For 28 years, electricity customers in Georgia have been paying into a federal fund to develop a site out West to permanently store spent fuel from nuclear plants here and elsewhere.
More than $1 billion later, the state's Public Service Commission said it's had enough.
Development of the Yucca Mountain Nuclear Waste Repository in Nevada has been halted, perhaps for good, and so the commissioners unanimously passed a motion calling for Georgia ratepayers to stop contributing to the fund.
Further, they asked for Georgians' money back.
Not that that's likely to happen. In terms of both past payments and potential future payments into the fund, the PSC action is more symbolic than practical. Nonetheless, the commissioners hope Washington takes note and begins to develop a workable, long-term policy to handle nuclear waste, one where the money won't be wasted.
"All this time, and all this money's been poured into this bureaucratic rathole," said Commissioner Robert Baker Jr., who proposed the motion. "At least we're on the record."

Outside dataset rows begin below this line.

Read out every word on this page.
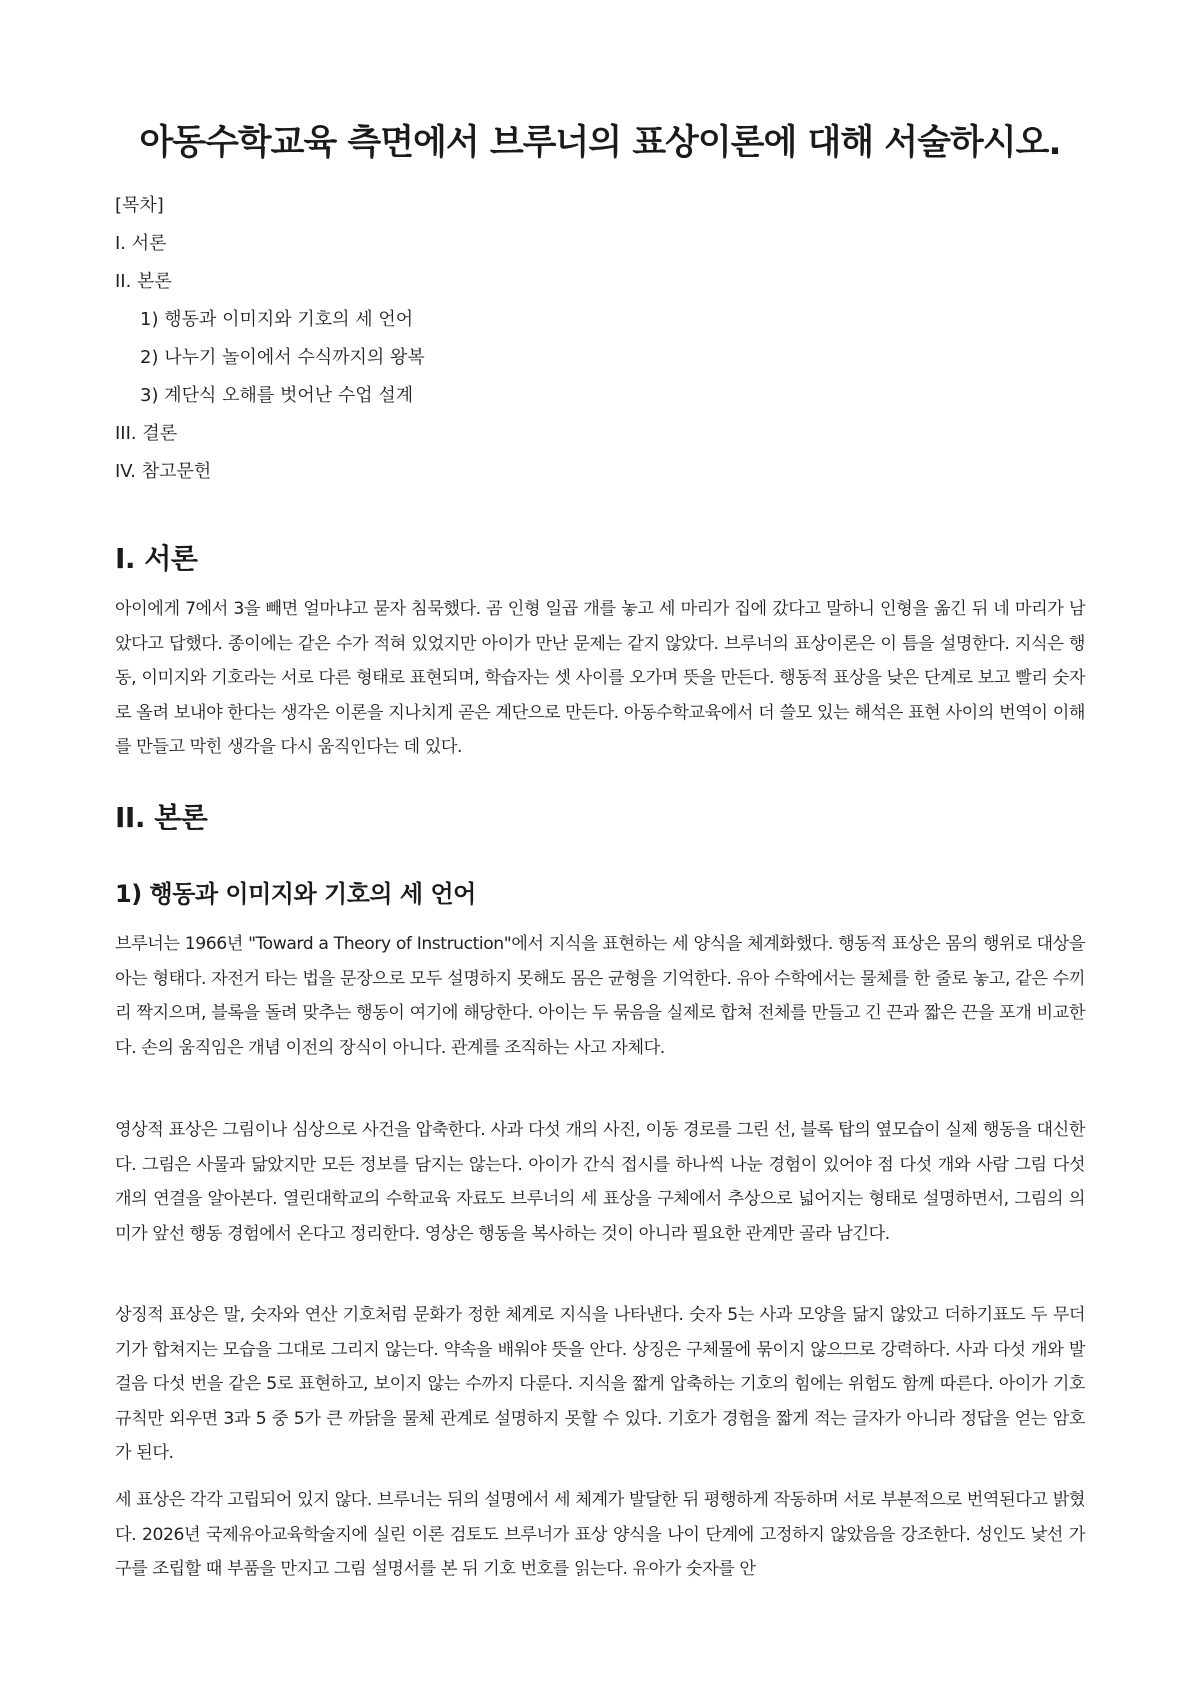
아동수학교육 측면에서 브루너의 표상이론에 대해 서술하시오.
[목차]
I. 서론
II. 본론
1) 행동과 이미지와 기호의 세 언어
2) 나누기 놀이에서 수식까지의 왕복
3) 계단식 오해를 벗어난 수업 설계
III. 결론
IV. 참고문헌
I. 서론

아이에게 7에서 3을 빼면 얼마냐고 묻자 침묵했다. 곰 인형 일곱 개를 놓고 세 마리가 집에 갔다고 말하니 인형을 옮긴 뒤 네 마리가 남았다고 답했다. 종이에는 같은 수가 적혀 있었지만 아이가 만난 문제는 같지 않았다. 브루너의 표상이론은 이 틈을 설명한다. 지식은 행동, 이미지와 기호라는 서로 다른 형태로 표현되며, 학습자는 셋 사이를 오가며 뜻을 만든다. 행동적 표상을 낮은 단계로 보고 빨리 숫자로 올려 보내야 한다는 생각은 이론을 지나치게 곧은 계단으로 만든다. 아동수학교육에서 더 쓸모 있는 해석은 표현 사이의 번역이 이해를 만들고 막힌 생각을 다시 움직인다는 데 있다.

II. 본론
1) 행동과 이미지와 기호의 세 언어

브루너는 1966년 "Toward a Theory of Instruction"에서 지식을 표현하는 세 양식을 체계화했다. 행동적 표상은 몸의 행위로 대상을 아는 형태다. 자전거 타는 법을 문장으로 모두 설명하지 못해도 몸은 균형을 기억한다. 유아 수학에서는 물체를 한 줄로 놓고, 같은 수끼리 짝지으며, 블록을 돌려 맞추는 행동이 여기에 해당한다. 아이는 두 묶음을 실제로 합쳐 전체를 만들고 긴 끈과 짧은 끈을 포개 비교한다. 손의 움직임은 개념 이전의 장식이 아니다. 관계를 조직하는 사고 자체다.

영상적 표상은 그림이나 심상으로 사건을 압축한다. 사과 다섯 개의 사진, 이동 경로를 그린 선, 블록 탑의 옆모습이 실제 행동을 대신한다. 그림은 사물과 닮았지만 모든 정보를 담지는 않는다. 아이가 간식 접시를 하나씩 나눈 경험이 있어야 점 다섯 개와 사람 그림 다섯 개의 연결을 알아본다. 열린대학교의 수학교육 자료도 브루너의 세 표상을 구체에서 추상으로 넓어지는 형태로 설명하면서, 그림의 의미가 앞선 행동 경험에서 온다고 정리한다. 영상은 행동을 복사하는 것이 아니라 필요한 관계만 골라 남긴다.

상징적 표상은 말, 숫자와 연산 기호처럼 문화가 정한 체계로 지식을 나타낸다. 숫자 5는 사과 모양을 닮지 않았고 더하기표도 두 무더기가 합쳐지는 모습을 그대로 그리지 않는다. 약속을 배워야 뜻을 안다. 상징은 구체물에 묶이지 않으므로 강력하다. 사과 다섯 개와 발걸음 다섯 번을 같은 5로 표현하고, 보이지 않는 수까지 다룬다. 지식을 짧게 압축하는 기호의 힘에는 위험도 함께 따른다. 아이가 기호 규칙만 외우면 3과 5 중 5가 큰 까닭을 물체 관계로 설명하지 못할 수 있다. 기호가 경험을 짧게 적는 글자가 아니라 정답을 얻는 암호가 된다.

세 표상은 각각 고립되어 있지 않다. 브루너는 뒤의 설명에서 세 체계가 발달한 뒤 평행하게 작동하며 서로 부분적으로 번역된다고 밝혔다. 2026년 국제유아교육학술지에 실린 이론 검토도 브루너가 표상 양식을 나이 단계에 고정하지 않았음을 강조한다. 성인도 낯선 가구를 조립할 때 부품을 만지고 그림 설명서를 본 뒤 기호 번호를 읽는다. 유아가 숫자를 안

President Barack Obama has proposed eliminating all funding for Yucca Mountain in 2011, and the Department of Energy intends to withdraw the facility's license application at the Nuclear Regulatory Commission, putting its future in extreme doubt.
Georgians and other U.S. electricity customers have been contributing to Yucca through a surcharge based on their usage. The federal government has spent about $38 billion on Yucca's development.